My biliśmy się na szable i przedstawialiśmy tańce z epoki.
Oprócz tego w miarę możliwości opowiadaliśmy zainteresowanym o wyposażeniu towarzysza pancernego, o skuteczności i możliwościach muszkietu itd.
Później były warsztaty taneczne gdzie dzieciaki (których było naprawdę duuuużo) uczyły się „słomy” tańca plebejskiego z epoki.
Co jakiś czas przybiegała do nas jakaś opiekunka prosząc o zorganizowanie nauki, „bo oni przyjechali z… i jest ich 80 osób i strasznie chcą”.

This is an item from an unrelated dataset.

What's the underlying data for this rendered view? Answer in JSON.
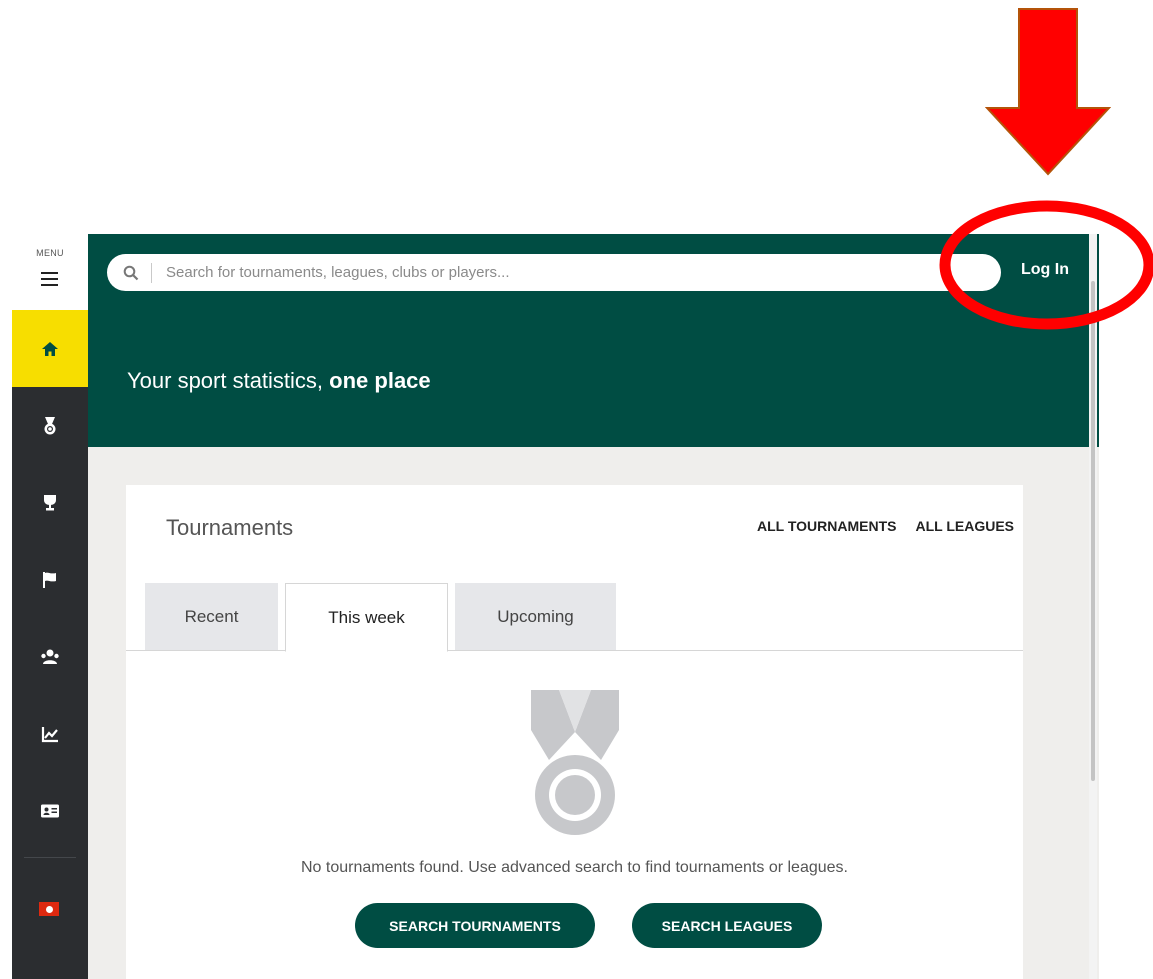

Drugiego dnia Błażej wpadł na pomysł „sparingów” z chętnymi na palcaty (drewniana szabla treningowa) Zwiedzający sprawiali wrażenie zadowolonych.
Siedzieliśmy tam do piątku, kiedy to „zahaczając ” o domy (po to by się przepakować i od świeżyć)
Przebiliśmy się do Zamościa
Wieczorem ognisko, kozackie śpiewy i zakwaterowanie.
Następnego dnia…
Huk niemożebny, jakby grom z jasnego nieba, potem drugi i trzeci.
Tak to salwa armatnia na pobudkę.
Wszyscy ubierają się w żupany hajdawery i idziemy śniadanko.
Tam gwar, śmiechy i pyszne potrawy. Poznajemy nowych ludzi i tych znanych wcześniej z opowieści
Po posiłku zabraliśmy broń i ruszyliśmy w kierunku starówki
Każdy miał szablę, nadziak lub jakiś pistolet czy muszkiet.
Na rynku oficjalne rozpoczęcie imprezy i do bitwy…
Kozacy za wszelką cenę próbowali zdobyć twierdzę Zamość
Bitwa najpierw toczyła się na moście, rannych było nie mało.
Dzięki armatom i sprawnej załodze atak został odparty
Ale kozackie psubraty podstępem z forsowały fosę i podeszły pod mury.
Tam też dostali łupnia.
Później było trochę wolnego czasu i pokazy na rynku.
Ku uciesze gawiedzi, każde bractwo miało jakiś swój specjalny
Np. „turniej szpady dworskiej o klapki atamana”
Gdy już zmierzchało udaliśmy się do pobliskich kazamatów,
gdzie to organizatorzy przygotowali nam biesiadę sarmacką, a tam… tańce, hulanki, swawole.